Он не знал и, видно, уже никогда не узнает, что вовсе я не молчал. Я орал во все горло, я ругался и угрожал, богохульствовал, рычал и грозил небу кулаками, едва удержавшись от того, чтобы отдать приказ о немедленном аресте всей верхушки горного округа. С последующей казнью через четвертование, конечно.

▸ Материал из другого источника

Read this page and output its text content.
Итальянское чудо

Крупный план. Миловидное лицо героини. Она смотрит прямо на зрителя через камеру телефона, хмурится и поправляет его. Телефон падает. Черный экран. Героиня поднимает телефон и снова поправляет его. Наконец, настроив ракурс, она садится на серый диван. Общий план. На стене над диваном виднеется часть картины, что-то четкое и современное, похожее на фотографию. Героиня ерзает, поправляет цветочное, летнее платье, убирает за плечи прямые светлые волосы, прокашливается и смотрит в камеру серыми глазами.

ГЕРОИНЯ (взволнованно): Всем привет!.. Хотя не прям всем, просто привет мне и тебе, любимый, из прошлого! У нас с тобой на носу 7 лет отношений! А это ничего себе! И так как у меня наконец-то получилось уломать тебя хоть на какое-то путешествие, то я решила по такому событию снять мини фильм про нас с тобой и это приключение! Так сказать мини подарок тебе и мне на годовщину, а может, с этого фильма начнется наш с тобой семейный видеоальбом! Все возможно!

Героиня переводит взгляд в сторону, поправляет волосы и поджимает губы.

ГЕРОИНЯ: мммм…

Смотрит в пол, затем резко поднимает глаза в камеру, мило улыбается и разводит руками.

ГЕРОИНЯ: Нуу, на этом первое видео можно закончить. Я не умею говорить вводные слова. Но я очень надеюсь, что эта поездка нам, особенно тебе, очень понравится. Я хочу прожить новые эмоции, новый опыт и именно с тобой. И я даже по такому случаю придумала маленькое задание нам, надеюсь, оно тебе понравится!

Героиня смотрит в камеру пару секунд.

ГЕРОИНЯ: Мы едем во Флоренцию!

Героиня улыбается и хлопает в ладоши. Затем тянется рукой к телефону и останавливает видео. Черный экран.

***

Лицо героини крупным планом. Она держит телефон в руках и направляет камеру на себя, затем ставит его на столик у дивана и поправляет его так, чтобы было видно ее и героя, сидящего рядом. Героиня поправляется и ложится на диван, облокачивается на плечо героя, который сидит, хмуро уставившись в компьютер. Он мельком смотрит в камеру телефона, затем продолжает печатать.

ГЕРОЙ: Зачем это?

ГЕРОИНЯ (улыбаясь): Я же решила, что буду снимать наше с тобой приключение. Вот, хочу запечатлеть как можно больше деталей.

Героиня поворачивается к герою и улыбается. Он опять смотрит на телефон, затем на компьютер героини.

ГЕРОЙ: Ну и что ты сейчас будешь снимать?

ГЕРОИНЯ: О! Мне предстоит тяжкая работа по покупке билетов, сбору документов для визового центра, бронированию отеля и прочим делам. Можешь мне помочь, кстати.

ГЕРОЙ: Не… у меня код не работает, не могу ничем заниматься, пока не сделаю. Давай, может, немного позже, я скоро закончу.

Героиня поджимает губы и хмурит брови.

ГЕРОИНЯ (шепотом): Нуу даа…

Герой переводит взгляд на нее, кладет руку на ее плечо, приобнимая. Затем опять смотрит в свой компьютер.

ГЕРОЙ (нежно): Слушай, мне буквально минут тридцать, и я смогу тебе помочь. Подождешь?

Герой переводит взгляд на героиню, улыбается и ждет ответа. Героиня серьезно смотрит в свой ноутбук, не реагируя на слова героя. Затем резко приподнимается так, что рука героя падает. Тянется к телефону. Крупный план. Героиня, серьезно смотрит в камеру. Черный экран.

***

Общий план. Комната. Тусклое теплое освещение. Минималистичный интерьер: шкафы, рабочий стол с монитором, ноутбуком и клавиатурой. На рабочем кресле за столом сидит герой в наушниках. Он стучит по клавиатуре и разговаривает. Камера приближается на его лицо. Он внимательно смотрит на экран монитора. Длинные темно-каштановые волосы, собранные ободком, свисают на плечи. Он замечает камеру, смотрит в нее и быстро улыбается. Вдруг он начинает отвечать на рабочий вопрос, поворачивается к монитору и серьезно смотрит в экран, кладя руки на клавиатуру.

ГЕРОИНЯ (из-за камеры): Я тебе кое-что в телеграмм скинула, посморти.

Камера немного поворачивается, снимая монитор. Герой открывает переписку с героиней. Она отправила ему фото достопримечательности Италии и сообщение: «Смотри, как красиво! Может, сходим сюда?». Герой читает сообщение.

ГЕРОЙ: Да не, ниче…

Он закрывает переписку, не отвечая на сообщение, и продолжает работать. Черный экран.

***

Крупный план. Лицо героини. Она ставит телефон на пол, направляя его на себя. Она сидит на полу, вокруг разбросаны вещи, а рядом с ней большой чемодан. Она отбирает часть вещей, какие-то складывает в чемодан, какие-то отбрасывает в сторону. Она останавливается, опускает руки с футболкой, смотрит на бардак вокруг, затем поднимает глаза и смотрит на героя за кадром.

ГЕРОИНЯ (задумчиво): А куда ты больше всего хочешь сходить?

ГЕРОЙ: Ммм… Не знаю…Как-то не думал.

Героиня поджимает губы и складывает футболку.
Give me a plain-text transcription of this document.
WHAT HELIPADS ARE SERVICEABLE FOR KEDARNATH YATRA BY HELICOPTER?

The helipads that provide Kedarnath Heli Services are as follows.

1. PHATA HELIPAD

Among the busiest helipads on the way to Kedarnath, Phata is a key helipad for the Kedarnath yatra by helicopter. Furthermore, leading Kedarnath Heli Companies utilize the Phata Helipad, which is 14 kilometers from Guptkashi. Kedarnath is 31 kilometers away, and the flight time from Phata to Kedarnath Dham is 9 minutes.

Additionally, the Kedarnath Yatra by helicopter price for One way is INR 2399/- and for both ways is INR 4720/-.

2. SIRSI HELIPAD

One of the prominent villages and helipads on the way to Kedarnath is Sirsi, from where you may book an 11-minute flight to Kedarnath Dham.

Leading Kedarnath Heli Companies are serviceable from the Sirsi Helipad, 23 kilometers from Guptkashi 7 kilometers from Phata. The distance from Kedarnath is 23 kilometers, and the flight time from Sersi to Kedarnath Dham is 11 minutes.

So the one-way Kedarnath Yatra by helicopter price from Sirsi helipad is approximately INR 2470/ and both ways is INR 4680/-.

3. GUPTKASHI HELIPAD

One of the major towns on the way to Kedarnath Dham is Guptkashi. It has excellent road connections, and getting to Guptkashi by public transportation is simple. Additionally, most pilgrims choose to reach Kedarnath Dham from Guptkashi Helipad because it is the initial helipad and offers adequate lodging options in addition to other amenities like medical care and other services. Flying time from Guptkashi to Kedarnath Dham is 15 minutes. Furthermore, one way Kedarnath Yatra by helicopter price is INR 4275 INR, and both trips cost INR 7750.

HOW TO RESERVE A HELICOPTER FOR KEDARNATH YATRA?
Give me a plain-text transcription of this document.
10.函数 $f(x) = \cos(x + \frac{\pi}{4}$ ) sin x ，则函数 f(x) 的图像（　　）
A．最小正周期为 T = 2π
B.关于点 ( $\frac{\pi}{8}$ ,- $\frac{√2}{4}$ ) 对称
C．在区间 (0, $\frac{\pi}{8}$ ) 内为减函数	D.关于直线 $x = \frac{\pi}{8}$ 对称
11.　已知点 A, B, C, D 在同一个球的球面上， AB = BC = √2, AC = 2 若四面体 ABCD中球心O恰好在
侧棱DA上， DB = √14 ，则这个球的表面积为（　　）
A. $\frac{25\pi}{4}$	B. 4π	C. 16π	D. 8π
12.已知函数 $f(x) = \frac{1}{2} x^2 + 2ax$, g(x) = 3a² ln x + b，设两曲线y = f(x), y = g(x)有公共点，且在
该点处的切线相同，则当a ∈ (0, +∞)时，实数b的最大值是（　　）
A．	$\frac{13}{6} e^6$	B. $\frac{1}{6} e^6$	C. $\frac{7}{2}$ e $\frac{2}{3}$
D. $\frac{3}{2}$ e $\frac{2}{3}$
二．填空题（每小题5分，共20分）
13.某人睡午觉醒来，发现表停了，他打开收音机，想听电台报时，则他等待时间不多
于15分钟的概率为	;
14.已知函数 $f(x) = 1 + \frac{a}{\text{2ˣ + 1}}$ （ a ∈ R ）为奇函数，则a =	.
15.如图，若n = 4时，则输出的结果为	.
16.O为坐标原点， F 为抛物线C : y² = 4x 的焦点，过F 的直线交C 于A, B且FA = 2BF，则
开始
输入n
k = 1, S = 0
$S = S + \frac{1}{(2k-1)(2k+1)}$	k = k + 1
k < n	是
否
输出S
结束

Вот оно как было на самом деле! А как бы закаменел, так это от того, что так душу болью скрутило, так сжало до черноты в глазах – я и вздохнуть не в силах был, рук поднять. Про слезы – ничего не скажу. Может, и не было их, не помню.
Потом это прошло. Светлый день как-то в один миг потускнел, стал серым и невыразительным. Безрадостным. Беспросветным. Мир сжался до размеров маленькой площади у подножия тех двенадцати ступеней и сидящих на них голодных женщин. Тогда я, осознав, что не смогу помочь этим брошенкам, если немедленно, вот прямо сейчас не перестану болеть, обратился прямо к своему наивысшему начальству:
«Владыко Вседержителю, Врачу душ и телес наших, смиряяй и возносяяй, наказуяй и паки исцеляяй! Раба Твоего Германа немощствующа посети милостию Твоею, простри мышцу Твою, исполнену исцеления и врачбы, и исцели его, возстави от одра и немощи, – выговаривали мои губы оставленные в другом времени слова. – Запрети духу немощи, остави от него всяку язву, всяку болезнь, и еже есть в нем согрешение или беззаконие, ослаби, остави, прости Раба Твоего ради Любви. Ей, Господи, пощади создание Твое во Христе Иисусе Господе нашем, и с ним же благословен еси, и со пресвятым и Благим и Животворящим Духом Твоим. Аминь».
И словно эхо, отозвались где-то в глубине меня последние, на немецком, слова Германа: «Преобрази и укрепи нас Духом Святым, чтобы мы направляли сомневающихся и блуждающих на путь Истины и Добра. Аминь».
В общем, в Михаило-Архангельскую церковь я не пошел. Перекрестился на золоченые кресты на маковках, развернулся и сам забрался в коляску.
– Здесь есть постоялый двор или гостиница? – выплюнул я в лицо равнодушному уряднику. – Женщин туда препроводить, устроить на ночлег и накормить. Да много не давайте, им сейчас много нельзя… Астафий, проследи!